If you have ever wondered how innovations in Computer Science and Information Technology can help combat some of the grave water sustainability challenges our society faces today, then you have come to the right place!!

 

We conduct interdisciplinary, computational research in the field of Hydroinformatics to develop innovative and effective solutions for sustainable planning and management of water-based systems. Hydroinformatics is a relatively new area of research that combines simulation and decision-making models with information and communication technologies to help solve challenging water management problems in hydraulics, hydrology and environmental engineering. Water-based systems, by nature, are extremely complex, dynamic, uncertain, ill-defined, non-linear, and constitute multidimensional interactions between natural, man-made, and human/social systems. By using a wide variety of digital technologies for data gathering, data analyses, and data modeling, the field of Hydroinformatics provides a unique opportunity to address these challenges in management of water-based systems.

 

In our group, we create innovations in a wide variety of Hydroinformatics approaches, including computational modeling of complex water-based systems, multi-objective optimization, interactive optimization, noisy optimization, evolutionary computing, multi-agent models, Markov decision processes, neural networks, human-computer interaction, data assimilation, high performance computing, etc.
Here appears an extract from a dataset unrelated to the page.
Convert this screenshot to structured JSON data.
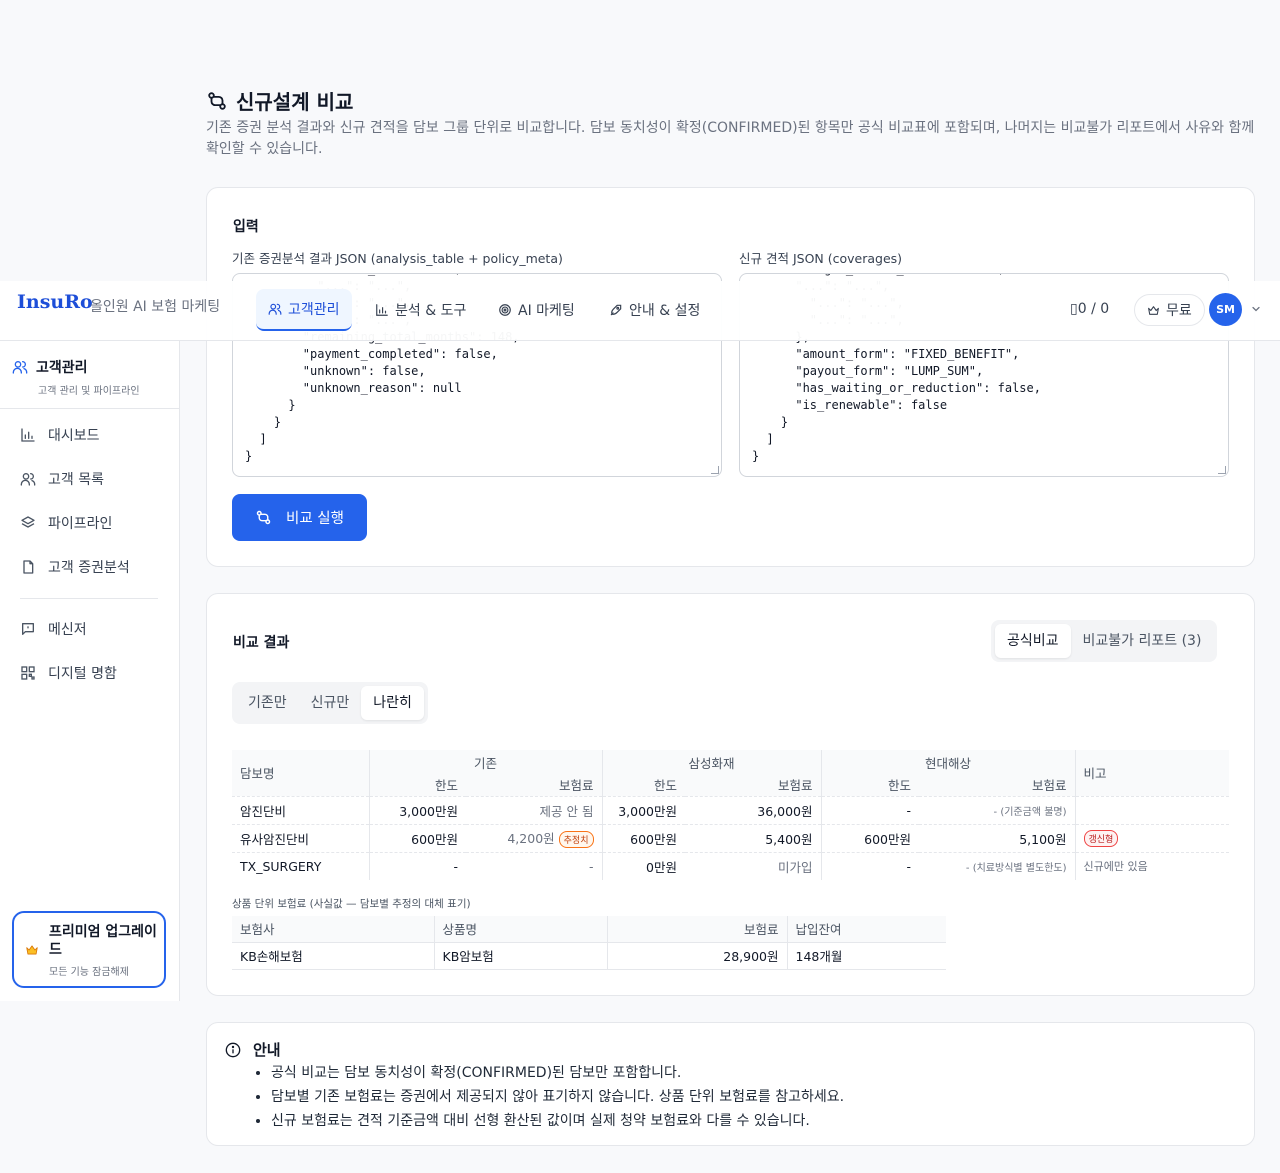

These innovations help us solve a variety of problems, such as:

  1. How can communities collaborate via web-based technologies to plan and design conservation practices or green stormwater practices on their landscape?
  2. How can high performance computing and optimization algorithms be used to design short term and long term watershed adaptation alternatives, for communities combatting flooding, droughts, and/or water quality impacts due to changing climate and anthropogenic drivers?
  3. How can observations from different types of sensors (e.g., in-situ instruments, satellites, and unmanned aerial systems (UASs), etc.) be used to improve data assimilation in water quality models?
  4. What types of data-driven, machine learning models are useful for simulating complex water systems when we don't know the exact mechanistic process in the system?